The theoretical rationale behind this is that by partnering with the wealth and skills of the private sector, a capital boost will be created that has positive ‘trickle down’ effects for the so called ‘impoverished’. In real life, because ‘trickle down’ is not generally planned with the needs of the poor foremost in mind but rather with the wants of profiteers, ‘trickle down’ often simply means the majority being left to gather whatever leftover crumbs might fall from the banqueting table.
If ‘public-private partnerships’ are foisted upon communities without the full participation of communities in developing such proposals, these too easily become a vessel in which public money and resources are used for projects that a few elites make a private profit from. Yet rural communities are seldom engaged with at the outset to help outline ‘development proposals’, but rather have already fully proposed plans foisted upon them.

Factions pushing for the industrial or agri-business ‘development’ of communal land often point to an ‘underutilization’ of communal land as a rationale for taking this land over for ‘development’. Yet ‘under utilization’ of land is in itself a value based judgment used to justify a world view that sees land as simply another commodity from which maximum capital gain needs to be squeezed.

It is rare that one finds a questioning of the value systems which lie behind various proposals for land use options, or an interrogation of policies to establish whether these support the optimal utilization of land by communal dwellers, or consider the extent to which so –called ‘under-utilized’ land might already be ‘optimally utilized’ to augment rural livelihoods, albeit under a different socio –cultural system to the dominant commercial model? Far too often the so called ‘under –utilization’ of rural communal land is blamed on ‘peasants ineptitude’, rather than asking whether the economic, political and institutional systems are sensitive to the socio –cultural context of land which many communal land dwellers still value, and work within these paradigms.

For traditional communities, land is not simply a commercial commodity from which to extract as much money as possible from, but is considered a communal resource to be utilized according to common need, and which is closely bound to a communal sense of identity. Seeing land seldom purely as a commodity is to ignore these broader values that land holds for many traditional rural dwellers.

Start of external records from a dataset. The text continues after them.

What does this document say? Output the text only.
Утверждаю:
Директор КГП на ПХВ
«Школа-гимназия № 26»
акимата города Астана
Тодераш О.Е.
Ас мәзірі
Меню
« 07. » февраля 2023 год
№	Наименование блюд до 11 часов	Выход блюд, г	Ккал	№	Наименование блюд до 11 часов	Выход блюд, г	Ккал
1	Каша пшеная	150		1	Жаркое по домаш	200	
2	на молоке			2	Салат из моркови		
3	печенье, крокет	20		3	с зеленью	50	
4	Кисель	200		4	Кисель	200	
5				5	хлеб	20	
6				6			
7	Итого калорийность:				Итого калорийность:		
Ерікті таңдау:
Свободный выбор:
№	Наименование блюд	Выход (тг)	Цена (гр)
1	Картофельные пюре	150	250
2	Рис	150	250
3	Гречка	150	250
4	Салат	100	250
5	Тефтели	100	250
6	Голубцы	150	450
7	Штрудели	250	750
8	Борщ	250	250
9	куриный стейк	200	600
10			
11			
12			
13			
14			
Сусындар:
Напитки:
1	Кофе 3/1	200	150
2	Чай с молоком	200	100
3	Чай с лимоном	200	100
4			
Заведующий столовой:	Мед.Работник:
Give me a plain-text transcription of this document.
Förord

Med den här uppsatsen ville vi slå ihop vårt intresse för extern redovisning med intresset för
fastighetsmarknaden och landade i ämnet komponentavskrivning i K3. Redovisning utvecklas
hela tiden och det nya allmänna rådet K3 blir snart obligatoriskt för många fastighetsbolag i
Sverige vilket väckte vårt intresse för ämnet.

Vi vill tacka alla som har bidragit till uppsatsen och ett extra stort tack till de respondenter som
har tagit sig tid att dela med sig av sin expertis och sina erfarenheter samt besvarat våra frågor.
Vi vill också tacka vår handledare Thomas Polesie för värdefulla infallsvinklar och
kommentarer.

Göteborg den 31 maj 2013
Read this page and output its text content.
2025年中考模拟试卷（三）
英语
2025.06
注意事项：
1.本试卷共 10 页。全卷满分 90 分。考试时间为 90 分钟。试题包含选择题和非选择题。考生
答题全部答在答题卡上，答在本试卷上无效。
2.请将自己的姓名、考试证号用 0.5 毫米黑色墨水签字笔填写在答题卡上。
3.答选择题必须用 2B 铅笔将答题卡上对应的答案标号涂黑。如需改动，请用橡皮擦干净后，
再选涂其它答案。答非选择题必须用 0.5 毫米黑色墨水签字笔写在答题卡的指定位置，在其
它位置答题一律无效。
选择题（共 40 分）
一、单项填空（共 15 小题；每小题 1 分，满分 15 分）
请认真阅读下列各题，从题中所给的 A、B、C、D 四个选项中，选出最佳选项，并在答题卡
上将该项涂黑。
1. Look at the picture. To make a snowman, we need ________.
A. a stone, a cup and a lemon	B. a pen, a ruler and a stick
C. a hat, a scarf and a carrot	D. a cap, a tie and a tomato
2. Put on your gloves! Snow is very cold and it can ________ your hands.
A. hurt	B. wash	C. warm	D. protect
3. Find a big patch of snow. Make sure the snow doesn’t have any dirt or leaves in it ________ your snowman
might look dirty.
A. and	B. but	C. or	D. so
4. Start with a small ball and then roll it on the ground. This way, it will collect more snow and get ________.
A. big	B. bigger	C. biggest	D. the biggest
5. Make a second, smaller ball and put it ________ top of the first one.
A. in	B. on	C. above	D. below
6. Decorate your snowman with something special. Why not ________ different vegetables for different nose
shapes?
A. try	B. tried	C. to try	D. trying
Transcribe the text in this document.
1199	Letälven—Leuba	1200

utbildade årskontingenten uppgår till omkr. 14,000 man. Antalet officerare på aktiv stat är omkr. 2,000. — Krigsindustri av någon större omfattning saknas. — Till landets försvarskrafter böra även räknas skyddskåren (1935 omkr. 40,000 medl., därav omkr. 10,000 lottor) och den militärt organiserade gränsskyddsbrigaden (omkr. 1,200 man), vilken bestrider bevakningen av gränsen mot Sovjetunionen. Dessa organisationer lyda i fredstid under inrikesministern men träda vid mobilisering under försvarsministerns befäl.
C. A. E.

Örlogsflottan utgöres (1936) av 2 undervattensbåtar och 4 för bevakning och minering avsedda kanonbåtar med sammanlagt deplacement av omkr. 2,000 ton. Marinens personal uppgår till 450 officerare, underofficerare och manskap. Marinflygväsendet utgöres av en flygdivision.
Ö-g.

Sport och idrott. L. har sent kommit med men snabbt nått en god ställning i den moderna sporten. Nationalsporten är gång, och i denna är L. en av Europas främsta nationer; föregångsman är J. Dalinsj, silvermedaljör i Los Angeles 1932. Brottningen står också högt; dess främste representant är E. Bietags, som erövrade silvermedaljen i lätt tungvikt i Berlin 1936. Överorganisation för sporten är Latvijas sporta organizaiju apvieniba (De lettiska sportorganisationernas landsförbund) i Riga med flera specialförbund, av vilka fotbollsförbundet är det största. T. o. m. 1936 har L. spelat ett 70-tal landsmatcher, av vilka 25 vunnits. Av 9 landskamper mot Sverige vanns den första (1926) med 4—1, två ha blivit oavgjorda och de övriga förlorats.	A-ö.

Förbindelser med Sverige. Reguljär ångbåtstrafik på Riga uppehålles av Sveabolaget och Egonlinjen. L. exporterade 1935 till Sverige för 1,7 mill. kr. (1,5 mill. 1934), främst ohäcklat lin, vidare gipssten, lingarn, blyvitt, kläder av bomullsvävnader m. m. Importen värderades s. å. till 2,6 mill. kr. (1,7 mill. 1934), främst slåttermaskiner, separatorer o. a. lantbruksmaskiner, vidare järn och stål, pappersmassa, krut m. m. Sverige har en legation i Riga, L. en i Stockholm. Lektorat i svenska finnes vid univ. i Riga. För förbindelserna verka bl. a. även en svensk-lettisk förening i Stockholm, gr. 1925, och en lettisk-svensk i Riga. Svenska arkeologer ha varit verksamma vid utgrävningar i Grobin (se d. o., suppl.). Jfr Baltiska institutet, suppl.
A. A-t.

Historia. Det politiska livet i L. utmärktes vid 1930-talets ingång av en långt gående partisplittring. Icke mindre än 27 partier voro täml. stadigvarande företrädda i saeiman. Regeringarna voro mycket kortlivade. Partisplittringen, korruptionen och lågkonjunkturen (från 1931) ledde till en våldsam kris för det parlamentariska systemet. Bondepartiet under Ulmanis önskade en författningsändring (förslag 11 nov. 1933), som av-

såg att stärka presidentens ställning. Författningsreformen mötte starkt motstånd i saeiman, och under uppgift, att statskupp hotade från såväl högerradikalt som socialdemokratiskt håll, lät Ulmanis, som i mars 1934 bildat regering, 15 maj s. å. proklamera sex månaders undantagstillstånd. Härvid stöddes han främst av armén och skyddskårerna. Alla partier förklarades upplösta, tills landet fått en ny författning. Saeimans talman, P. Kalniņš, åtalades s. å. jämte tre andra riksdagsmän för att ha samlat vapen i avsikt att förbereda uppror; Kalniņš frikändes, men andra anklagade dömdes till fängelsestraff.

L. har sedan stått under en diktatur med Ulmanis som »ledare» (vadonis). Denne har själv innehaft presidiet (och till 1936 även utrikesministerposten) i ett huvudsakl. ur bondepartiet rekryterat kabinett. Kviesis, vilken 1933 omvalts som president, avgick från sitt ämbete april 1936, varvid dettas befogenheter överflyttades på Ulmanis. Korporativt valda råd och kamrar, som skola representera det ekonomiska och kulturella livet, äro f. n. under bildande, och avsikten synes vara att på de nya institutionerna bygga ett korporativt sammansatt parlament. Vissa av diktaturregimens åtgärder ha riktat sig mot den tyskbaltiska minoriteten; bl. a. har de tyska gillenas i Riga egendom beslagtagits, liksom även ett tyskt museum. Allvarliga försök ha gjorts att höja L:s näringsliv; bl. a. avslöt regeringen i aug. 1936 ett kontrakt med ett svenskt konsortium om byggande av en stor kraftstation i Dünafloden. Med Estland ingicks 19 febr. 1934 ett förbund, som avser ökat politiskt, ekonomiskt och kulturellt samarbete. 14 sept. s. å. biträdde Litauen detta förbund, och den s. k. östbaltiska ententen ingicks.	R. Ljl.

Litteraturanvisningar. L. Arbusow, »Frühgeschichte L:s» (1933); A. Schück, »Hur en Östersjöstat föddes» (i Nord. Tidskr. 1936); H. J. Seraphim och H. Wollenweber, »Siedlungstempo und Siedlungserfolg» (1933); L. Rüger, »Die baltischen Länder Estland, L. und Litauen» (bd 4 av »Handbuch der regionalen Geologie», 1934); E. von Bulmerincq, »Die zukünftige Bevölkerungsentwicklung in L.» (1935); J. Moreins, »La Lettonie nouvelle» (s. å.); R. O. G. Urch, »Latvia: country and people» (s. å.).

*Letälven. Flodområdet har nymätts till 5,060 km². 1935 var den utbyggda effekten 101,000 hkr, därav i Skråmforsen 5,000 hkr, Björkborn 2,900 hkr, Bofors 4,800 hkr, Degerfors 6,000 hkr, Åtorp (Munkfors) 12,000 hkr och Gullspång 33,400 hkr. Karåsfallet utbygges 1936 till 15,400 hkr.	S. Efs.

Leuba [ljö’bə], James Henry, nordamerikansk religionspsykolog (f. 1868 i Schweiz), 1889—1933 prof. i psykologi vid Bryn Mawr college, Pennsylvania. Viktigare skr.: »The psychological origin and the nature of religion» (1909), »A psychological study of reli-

Real ‘development’ is about improving the life quality of human beings. This requires that the conditions are created which allow communities to evolve in a manner that communities deem to be most beneficial to themselves.
The only way to address this is through real ‘grassroots’ consultation and the advancement of ‘development strategies’ that are outlined and directly engaged with by affected communities.
Val Payn, Box 44 Harding 4680, vallieb@gmail.com , cell 083 4416961

One Response to “Development and verbal schizophrenia.”

  1. Luc Hoebeke says:

    Dear Val,

    Thanks for your clear text.
    Development is not about what is missing (the poverty trap) but about discovering what is and use it for the legitimate needs of those directly involved in this discovery.